Almost 50% of learners in Grade 10 in 2021 did not complete Grade 12 in 2023. This statistic is seriously problematic, mainly if education is meant to be utilised as an avenue to remedy inequality and injustices of the past.
Ideally, the matriculant pass rate statistic should not be utilised as a measure of success or benchmark to indicate an upward trajectory in our education sector. South Africans should insist on a benchmark measure that is far more inclusive and detailed.
The purpose and value of the annual hype around the national matriculant pass mark statistics must be re-evaluated. Firstly, it only refers to the number of young adults who wrote and passed the exam.
South Africans are often not informed of the statistics of those who failed. It excludes essential information, such as how many learners began their schooling careers in 2012, 11 years ago, and how many successfully reached and passed the Grade 12 exams.

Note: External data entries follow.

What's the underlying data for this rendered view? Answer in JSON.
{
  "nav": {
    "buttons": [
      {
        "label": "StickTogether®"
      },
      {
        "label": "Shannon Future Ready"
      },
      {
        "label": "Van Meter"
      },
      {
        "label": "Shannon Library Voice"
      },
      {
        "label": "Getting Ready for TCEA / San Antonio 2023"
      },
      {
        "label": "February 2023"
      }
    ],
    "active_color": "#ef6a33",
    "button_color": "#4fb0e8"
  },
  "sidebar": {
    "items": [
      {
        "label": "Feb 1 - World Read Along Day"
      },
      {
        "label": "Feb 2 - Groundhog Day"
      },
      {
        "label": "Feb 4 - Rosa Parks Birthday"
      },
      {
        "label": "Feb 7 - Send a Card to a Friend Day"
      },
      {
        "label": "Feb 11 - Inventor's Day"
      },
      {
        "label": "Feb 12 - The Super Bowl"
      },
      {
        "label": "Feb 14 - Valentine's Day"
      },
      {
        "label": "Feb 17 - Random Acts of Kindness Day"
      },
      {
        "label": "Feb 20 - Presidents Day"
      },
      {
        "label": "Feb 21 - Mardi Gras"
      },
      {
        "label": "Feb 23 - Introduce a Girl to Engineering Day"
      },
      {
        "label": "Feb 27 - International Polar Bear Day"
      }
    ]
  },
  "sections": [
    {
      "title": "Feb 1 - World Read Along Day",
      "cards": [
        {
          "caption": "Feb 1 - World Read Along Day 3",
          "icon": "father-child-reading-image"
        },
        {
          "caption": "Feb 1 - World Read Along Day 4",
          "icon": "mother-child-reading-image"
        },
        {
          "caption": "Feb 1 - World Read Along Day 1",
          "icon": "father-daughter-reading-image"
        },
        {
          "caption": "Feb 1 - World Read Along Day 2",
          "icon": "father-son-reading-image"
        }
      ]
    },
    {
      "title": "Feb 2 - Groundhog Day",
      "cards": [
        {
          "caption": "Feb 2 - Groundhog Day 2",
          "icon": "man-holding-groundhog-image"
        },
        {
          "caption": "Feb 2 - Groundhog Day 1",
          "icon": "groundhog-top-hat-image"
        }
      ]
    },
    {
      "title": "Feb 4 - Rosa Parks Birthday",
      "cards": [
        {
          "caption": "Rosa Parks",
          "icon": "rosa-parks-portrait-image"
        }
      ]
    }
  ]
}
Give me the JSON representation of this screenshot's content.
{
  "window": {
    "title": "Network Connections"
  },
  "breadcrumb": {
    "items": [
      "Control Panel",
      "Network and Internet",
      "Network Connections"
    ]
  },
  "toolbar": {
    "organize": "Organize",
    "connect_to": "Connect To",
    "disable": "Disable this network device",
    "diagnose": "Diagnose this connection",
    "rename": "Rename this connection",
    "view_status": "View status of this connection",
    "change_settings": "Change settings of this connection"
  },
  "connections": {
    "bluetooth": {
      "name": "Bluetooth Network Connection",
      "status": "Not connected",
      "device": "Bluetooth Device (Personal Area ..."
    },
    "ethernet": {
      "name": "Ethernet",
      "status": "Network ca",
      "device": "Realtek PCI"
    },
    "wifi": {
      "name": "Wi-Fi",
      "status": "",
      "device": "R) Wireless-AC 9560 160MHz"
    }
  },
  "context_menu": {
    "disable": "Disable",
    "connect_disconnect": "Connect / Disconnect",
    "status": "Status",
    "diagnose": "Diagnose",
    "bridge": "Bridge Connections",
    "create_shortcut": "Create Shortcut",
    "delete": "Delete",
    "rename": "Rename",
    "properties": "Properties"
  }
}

The percentage of learners who drop out has equal importance when assessing the development of widespread schooling initiatives. We need to determine why these learners drop out, what has become of their lives since and if they have been incorporated into the statistics of young unemployed youth.
Many of these dropouts do not even have the capacity to join the informal sector through micro-entrepreneurial initiatives or still have to develop a skill that they can capitalise on.
President Ramaphosa stated in his address that they intended to focus on early development education in the next five years. Still, his focus should also be diverted to high school teaching and learning. We need to know why there are so many dropouts annually and what the reasons are.
This will also guide the policies and procedures to remedy this scenario. More importantly, a transparent information dispensation approach is required for South Africans to fully understand the impact of the national educational policies and procedures in place and the present gaps that still need to be addressed.
The clarity can also possibly stimulate policy creation and the development of measures based on mergers between both the private and public sectors in education in South Africa.
Dr. Sheetal Bhoola is a lecturer and researcher at the University of Zululand and the director at StellarMaths (Phoenix & Sunningdale).